O clipe também tem um contexto de guerra, talvez a invasão dos remanescentes do nazismo após a derrocada do Hitler numa Argentina mid-1940, levando em consideração que os amantes da Gaga na música possuem nomes latinos. Apesar da imagem de “apologia”, na verdade Alejandro é o oposto disso. Temos mulheres em posição de poder, dominadoras, liderando um exército de homens que não performam a masculinidade esperada. Que são submissos a Gaga na cama, que respeitam e reverenciam sua figura exatamente como ela é, quase de forma sagrada. 

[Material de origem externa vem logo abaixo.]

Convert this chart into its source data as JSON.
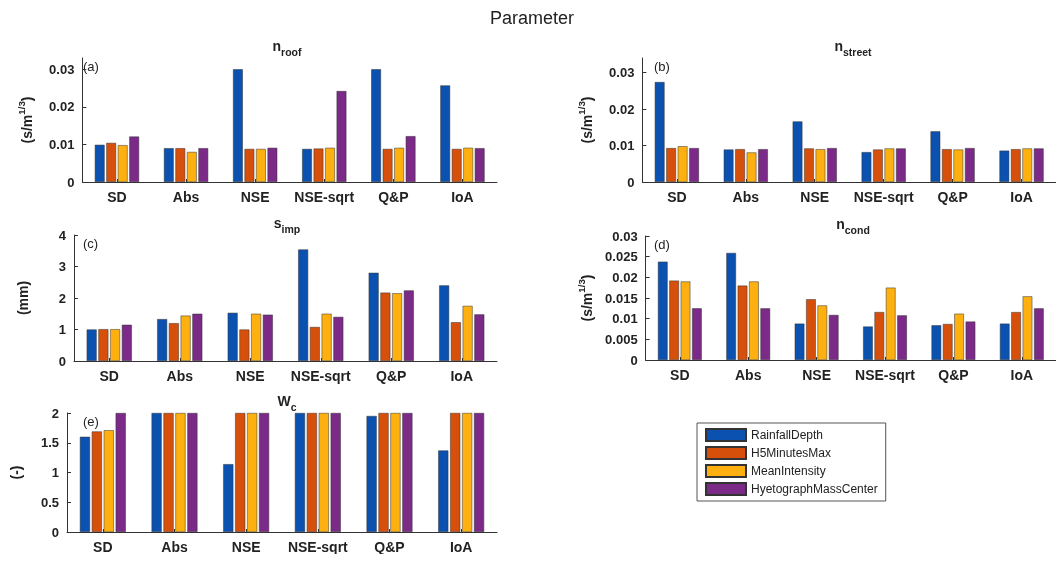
{
  "chart_data": [
    {
      "type": "bar",
      "title": "n$_{roof}$",
      "ylabel": "(s/m$^{1/3}$)",
      "annotations": [
        "(a)",
        "Parameter"
      ],
      "categories": [
        "SD",
        "Abs",
        "NSE",
        "NSE-sqrt",
        "Q&P",
        "IoA"
      ],
      "series": [
        {
          "color": "#0b52b0",
          "values": [
            0.0099,
            0.009,
            0.03,
            0.0088,
            0.03,
            0.0257
          ]
        },
        {
          "color": "#d6500c",
          "values": [
            0.0104,
            0.009,
            0.0088,
            0.0089,
            0.0088,
            0.0088
          ]
        },
        {
          "color": "#fdb010",
          "values": [
            0.0098,
            0.008,
            0.0088,
            0.0091,
            0.0091,
            0.0091
          ]
        },
        {
          "color": "#7b2a87",
          "values": [
            0.0121,
            0.009,
            0.0091,
            0.0242,
            0.0122,
            0.009
          ]
        }
      ],
      "ylim": [
        0,
        0.033
      ],
      "yticks": [
        0,
        0.01,
        0.02,
        0.03
      ],
      "grid": false,
      "legend": false
    },
    {
      "type": "bar",
      "title": "n$_{street}$",
      "ylabel": "(s/m$^{1/3}$)",
      "annotations": [
        "(b)"
      ],
      "categories": [
        "SD",
        "Abs",
        "NSE",
        "NSE-sqrt",
        "Q&P",
        "IoA"
      ],
      "series": [
        {
          "color": "#0b52b0",
          "values": [
            0.0274,
            0.0089,
            0.0166,
            0.0082,
            0.0139,
            0.0086
          ]
        },
        {
          "color": "#d6500c",
          "values": [
            0.0093,
            0.009,
            0.0092,
            0.0089,
            0.009,
            0.009
          ]
        },
        {
          "color": "#fdb010",
          "values": [
            0.0098,
            0.0081,
            0.009,
            0.0092,
            0.0089,
            0.0092
          ]
        },
        {
          "color": "#7b2a87",
          "values": [
            0.0093,
            0.009,
            0.0093,
            0.0092,
            0.0093,
            0.0092
          ]
        }
      ],
      "ylim": [
        0,
        0.034
      ],
      "yticks": [
        0,
        0.01,
        0.02,
        0.03
      ],
      "grid": false,
      "legend": false
    },
    {
      "type": "bar",
      "title": "s$_{imp}$",
      "ylabel": "(mm)",
      "annotations": [
        "(c)"
      ],
      "categories": [
        "SD",
        "Abs",
        "NSE",
        "NSE-sqrt",
        "Q&P",
        "IoA"
      ],
      "series": [
        {
          "color": "#0b52b0",
          "values": [
            1.0,
            1.33,
            1.53,
            3.54,
            2.8,
            2.4
          ]
        },
        {
          "color": "#d6500c",
          "values": [
            1.01,
            1.2,
            1.0,
            1.08,
            2.17,
            1.23
          ]
        },
        {
          "color": "#fdb010",
          "values": [
            1.01,
            1.44,
            1.5,
            1.5,
            2.15,
            1.75
          ]
        },
        {
          "color": "#7b2a87",
          "values": [
            1.15,
            1.5,
            1.47,
            1.4,
            2.24,
            1.48
          ]
        }
      ],
      "ylim": [
        0,
        4
      ],
      "yticks": [
        0,
        1,
        2,
        3,
        4
      ],
      "grid": false,
      "legend": false
    },
    {
      "type": "bar",
      "title": "n$_{cond}$",
      "ylabel": "(s/m$^{1/3}$)",
      "annotations": [
        "(d)"
      ],
      "categories": [
        "SD",
        "Abs",
        "NSE",
        "NSE-sqrt",
        "Q&P",
        "IoA"
      ],
      "series": [
        {
          "color": "#0b52b0",
          "values": [
            0.0238,
            0.0259,
            0.0088,
            0.0081,
            0.0084,
            0.0088
          ]
        },
        {
          "color": "#d6500c",
          "values": [
            0.0192,
            0.018,
            0.0147,
            0.0116,
            0.0087,
            0.0116
          ]
        },
        {
          "color": "#fdb010",
          "values": [
            0.019,
            0.019,
            0.0132,
            0.0175,
            0.0112,
            0.0154
          ]
        },
        {
          "color": "#7b2a87",
          "values": [
            0.0125,
            0.0125,
            0.0109,
            0.0108,
            0.0093,
            0.0125
          ]
        }
      ],
      "ylim": [
        0,
        0.03
      ],
      "yticks": [
        0,
        0.005,
        0.01,
        0.015,
        0.02,
        0.025,
        0.03
      ],
      "grid": false,
      "legend": false
    },
    {
      "type": "bar",
      "title": "W$_{c}$",
      "ylabel": "(-)",
      "annotations": [
        "(e)"
      ],
      "categories": [
        "SD",
        "Abs",
        "NSE",
        "NSE-sqrt",
        "Q&P",
        "IoA"
      ],
      "series": [
        {
          "name": "RainfallDepth",
          "color": "#0b52b0",
          "values": [
            1.6,
            2,
            1.14,
            2,
            1.95,
            1.37
          ]
        },
        {
          "name": "H5MinutesMax",
          "color": "#d6500c",
          "values": [
            1.69,
            2,
            2,
            2,
            2,
            2
          ]
        },
        {
          "name": "MeanIntensity",
          "color": "#fdb010",
          "values": [
            1.71,
            2,
            2,
            2,
            2,
            2
          ]
        },
        {
          "name": "HyetographMassCenter",
          "color": "#7b2a87",
          "values": [
            2,
            2,
            2,
            2,
            2,
            2
          ]
        }
      ],
      "ylim": [
        0,
        2
      ],
      "yticks": [
        0,
        0.5,
        1,
        1.5,
        2
      ],
      "grid": false,
      "legend": "right"
    }
  ]
}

Um artigo no The Guardian chamado “Quem está mais ofendido com o clipe de Alejandro?” prova justamente a maneira como a Gaga era destrinchada pela mídia da época. Não parece tão alarmante quanto o conservadorismo de hoje; acho até graça. O autor elenca vários grupos que poderiam se ofender com os elementos apresentados no vídeo, desde a igreja católica até os cabeleireiros (por conta dos cortes tigelinhas dos dançarinos). No final de um texto longo e com imagens, ele diz que também vai se incluir na lista porque gravar um clipe de nove minutos e o resultado ser algo tão chato é digno de se ofender. Falar da Lady Gaga rendia cliques. O pessoal se ocupava demais em escavar todos os lançamentos recentes e darem um ultimato sobre o quão nojenta ela era. 

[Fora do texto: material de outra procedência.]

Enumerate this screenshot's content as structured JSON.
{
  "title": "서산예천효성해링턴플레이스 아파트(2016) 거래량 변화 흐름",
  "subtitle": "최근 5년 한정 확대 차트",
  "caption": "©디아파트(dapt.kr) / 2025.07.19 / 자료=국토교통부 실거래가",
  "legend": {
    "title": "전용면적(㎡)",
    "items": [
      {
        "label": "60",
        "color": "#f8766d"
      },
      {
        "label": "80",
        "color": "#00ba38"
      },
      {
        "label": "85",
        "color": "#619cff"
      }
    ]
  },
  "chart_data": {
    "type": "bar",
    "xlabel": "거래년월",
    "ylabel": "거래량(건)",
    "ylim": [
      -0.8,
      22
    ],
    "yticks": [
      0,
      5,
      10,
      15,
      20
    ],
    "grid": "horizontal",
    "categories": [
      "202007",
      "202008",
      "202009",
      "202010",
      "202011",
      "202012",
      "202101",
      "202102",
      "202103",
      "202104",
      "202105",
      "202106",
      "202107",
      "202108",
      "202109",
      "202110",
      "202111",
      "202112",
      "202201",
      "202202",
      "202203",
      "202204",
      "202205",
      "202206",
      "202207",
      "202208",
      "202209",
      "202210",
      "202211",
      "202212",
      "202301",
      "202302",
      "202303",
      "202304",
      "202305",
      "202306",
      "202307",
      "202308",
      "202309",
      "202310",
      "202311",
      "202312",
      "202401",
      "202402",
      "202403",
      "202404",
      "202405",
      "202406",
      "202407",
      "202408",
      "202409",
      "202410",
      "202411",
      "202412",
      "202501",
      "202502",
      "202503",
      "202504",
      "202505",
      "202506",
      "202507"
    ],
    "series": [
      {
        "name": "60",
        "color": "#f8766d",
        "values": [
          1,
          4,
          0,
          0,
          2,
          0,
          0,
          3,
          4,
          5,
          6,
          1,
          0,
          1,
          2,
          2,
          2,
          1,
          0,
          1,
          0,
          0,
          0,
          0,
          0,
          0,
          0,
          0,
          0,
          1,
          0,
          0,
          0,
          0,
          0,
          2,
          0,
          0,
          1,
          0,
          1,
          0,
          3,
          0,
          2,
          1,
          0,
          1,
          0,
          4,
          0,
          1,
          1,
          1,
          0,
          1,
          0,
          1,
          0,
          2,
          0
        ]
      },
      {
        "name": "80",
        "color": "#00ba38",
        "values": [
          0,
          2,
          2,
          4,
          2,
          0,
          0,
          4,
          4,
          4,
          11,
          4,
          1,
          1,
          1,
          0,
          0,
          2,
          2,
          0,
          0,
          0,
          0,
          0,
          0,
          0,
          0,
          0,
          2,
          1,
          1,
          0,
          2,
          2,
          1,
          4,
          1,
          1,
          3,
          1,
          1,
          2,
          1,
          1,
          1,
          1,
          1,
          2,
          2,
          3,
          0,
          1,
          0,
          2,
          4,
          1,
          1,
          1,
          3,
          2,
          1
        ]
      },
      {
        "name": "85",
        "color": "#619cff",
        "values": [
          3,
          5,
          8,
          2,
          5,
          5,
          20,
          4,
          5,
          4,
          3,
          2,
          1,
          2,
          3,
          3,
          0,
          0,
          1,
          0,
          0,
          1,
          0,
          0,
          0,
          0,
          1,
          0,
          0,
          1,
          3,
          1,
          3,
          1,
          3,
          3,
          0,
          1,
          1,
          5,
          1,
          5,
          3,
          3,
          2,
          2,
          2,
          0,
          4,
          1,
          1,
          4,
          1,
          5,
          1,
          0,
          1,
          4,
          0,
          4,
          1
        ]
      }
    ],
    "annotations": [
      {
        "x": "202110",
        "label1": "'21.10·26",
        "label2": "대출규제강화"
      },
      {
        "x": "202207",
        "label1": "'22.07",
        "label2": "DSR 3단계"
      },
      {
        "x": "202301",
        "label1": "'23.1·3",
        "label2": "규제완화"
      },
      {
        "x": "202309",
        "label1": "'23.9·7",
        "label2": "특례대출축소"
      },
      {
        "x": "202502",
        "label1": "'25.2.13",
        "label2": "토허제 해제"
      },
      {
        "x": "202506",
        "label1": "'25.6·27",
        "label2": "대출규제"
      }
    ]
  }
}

Musicalmente, Alejandro é influenciado pelo ABBA, outro grupo que, no seu auge, era odiado, e hoje em dia tem sua discografia como um forte símbolo da comunidade queer. A gravadora não queria lançar como single por conta da fraca performance nas rádios e, no lugar, vieram com Dance in the Dark (que é boa, assim como o restante do The Fame Monster, mas nem de longe é memorável do mesmo jeito). Alejandro cai numa caixinha de faixas que a Gaga gravou fora da sua zona de conforto. Ela tem os elementos do electropop, mas não explode como os singles anteriores; é uma música mais sóbria, com certa veia teatral do musical Cabaret, sobre um amor que já se foi há muito tempo e que ela não tem mais interesse. É um hino feminista antes mesmo que o assunto bombardeasse a mídia. 

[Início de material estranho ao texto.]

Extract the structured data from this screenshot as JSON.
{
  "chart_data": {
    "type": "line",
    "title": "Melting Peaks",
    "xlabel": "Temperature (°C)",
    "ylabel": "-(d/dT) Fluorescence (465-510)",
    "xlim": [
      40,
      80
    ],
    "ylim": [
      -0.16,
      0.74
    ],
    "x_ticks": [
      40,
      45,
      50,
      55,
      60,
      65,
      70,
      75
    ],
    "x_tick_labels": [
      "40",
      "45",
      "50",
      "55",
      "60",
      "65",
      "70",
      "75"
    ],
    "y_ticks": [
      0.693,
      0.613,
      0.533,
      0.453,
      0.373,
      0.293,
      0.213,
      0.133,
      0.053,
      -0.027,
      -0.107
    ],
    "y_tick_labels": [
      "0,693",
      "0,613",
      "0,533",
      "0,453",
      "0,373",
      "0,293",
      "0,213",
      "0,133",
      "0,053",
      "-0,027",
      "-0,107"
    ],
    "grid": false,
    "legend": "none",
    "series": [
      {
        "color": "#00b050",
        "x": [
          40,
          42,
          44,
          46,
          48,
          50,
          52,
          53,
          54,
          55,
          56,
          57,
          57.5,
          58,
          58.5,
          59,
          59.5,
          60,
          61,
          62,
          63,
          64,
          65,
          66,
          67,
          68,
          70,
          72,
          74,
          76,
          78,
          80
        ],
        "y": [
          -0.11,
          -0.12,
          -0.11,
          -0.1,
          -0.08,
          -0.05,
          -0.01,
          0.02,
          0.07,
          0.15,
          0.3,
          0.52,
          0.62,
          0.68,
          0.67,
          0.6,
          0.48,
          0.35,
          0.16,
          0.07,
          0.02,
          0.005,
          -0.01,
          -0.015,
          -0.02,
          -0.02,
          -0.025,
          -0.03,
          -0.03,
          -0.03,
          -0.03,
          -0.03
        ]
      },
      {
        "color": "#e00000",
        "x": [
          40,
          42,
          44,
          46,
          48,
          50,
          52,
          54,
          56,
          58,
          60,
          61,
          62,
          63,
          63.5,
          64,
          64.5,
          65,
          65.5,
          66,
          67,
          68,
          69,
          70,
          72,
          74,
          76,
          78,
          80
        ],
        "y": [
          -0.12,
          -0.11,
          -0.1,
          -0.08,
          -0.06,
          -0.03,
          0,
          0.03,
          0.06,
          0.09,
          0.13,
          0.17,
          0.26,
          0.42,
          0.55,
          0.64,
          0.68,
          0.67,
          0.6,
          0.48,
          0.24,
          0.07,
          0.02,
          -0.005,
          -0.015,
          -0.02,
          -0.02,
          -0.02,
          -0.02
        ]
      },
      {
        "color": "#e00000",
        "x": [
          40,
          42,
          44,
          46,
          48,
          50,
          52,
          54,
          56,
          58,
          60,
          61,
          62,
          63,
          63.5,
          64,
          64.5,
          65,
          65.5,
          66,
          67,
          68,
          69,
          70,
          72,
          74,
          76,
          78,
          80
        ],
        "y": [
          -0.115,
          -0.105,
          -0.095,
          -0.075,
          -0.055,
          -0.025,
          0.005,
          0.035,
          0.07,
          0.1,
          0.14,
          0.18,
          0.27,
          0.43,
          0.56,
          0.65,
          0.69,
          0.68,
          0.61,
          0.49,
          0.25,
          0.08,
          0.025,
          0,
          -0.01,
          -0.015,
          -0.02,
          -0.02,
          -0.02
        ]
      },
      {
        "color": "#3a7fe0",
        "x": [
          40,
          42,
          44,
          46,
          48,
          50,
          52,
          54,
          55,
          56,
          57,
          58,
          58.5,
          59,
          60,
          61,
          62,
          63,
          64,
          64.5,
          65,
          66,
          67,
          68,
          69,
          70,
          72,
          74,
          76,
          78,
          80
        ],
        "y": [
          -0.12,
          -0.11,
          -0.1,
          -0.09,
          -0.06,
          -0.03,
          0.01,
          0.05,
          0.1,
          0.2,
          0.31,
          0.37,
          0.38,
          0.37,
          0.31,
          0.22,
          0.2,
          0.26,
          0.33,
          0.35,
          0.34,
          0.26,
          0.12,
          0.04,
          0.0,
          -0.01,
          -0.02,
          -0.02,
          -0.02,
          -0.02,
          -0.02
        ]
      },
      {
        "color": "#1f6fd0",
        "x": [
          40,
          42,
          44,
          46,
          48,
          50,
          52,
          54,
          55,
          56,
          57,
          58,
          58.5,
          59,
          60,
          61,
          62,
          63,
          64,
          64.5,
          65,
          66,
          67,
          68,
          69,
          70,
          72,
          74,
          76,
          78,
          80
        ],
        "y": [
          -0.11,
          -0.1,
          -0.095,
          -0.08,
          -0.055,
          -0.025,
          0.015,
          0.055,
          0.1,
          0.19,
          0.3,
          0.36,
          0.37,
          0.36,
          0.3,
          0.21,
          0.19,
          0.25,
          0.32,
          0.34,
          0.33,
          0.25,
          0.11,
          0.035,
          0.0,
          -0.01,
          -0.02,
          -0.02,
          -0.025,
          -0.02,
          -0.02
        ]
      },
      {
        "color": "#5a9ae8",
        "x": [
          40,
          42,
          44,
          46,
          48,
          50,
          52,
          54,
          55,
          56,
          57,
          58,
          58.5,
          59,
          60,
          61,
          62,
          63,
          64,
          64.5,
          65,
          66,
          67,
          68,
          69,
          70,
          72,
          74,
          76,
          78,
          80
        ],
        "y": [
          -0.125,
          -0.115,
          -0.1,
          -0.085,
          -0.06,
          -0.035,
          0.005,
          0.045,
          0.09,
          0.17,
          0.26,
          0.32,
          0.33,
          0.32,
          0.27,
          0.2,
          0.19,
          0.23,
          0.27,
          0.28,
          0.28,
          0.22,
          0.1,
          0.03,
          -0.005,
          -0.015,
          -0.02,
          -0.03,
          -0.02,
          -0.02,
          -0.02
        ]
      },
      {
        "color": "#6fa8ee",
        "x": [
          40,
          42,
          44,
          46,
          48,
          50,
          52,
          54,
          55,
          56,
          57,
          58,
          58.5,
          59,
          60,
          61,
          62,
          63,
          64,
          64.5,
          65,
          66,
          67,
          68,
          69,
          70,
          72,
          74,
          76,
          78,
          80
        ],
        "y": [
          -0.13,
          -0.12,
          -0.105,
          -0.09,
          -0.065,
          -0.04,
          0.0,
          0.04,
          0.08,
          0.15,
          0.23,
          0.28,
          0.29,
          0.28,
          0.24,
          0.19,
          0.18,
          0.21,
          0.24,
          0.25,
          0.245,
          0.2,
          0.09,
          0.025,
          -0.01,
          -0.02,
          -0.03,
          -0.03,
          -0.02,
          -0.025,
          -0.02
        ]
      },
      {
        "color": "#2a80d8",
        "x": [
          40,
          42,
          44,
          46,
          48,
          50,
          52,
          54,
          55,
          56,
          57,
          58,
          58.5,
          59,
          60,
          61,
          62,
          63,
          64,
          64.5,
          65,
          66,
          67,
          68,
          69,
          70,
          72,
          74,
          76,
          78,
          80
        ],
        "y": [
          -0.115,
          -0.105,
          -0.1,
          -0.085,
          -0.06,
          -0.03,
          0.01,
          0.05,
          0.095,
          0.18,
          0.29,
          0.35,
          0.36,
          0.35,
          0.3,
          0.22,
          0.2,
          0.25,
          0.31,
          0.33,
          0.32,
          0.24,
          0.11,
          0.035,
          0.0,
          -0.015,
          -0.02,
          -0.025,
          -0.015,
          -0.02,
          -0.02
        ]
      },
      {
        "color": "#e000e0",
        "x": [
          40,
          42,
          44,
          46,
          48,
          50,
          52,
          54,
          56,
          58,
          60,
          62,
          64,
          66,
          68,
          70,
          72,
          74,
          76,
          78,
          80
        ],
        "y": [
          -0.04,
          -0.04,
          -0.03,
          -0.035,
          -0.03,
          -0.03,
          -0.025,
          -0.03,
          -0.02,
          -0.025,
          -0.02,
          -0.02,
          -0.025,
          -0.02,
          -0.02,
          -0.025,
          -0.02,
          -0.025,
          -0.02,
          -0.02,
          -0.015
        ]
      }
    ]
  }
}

Obviamente, Alejandro não me arrancou do armário nem na segunda vez que tive contato com ela. Demorou ainda mais um tempo até que eu pudesse admitir pra mim mesma que, sim, meninas despertavam meu interesse ao mesmo nível que homens, mas redescobrir a Lady Gaga oito anos depois da primeira vez me fez refletir. Eu finalmente entendi o poder que um artista pode ter sobre uma pessoa, quando dizem que a Gaga é a grande responsável por fazer alguém se assumir, ou se sentir mais livre dentro da própria pele. Achei que era bobagem, mas não. As peças caíram nos devidos lugares em algum momento da minha fase adulta. Lady Gaga foi minha primeira crush e ainda bem que foi ela. 

Obrigada, Mother Monster. Bom show hoje a noite.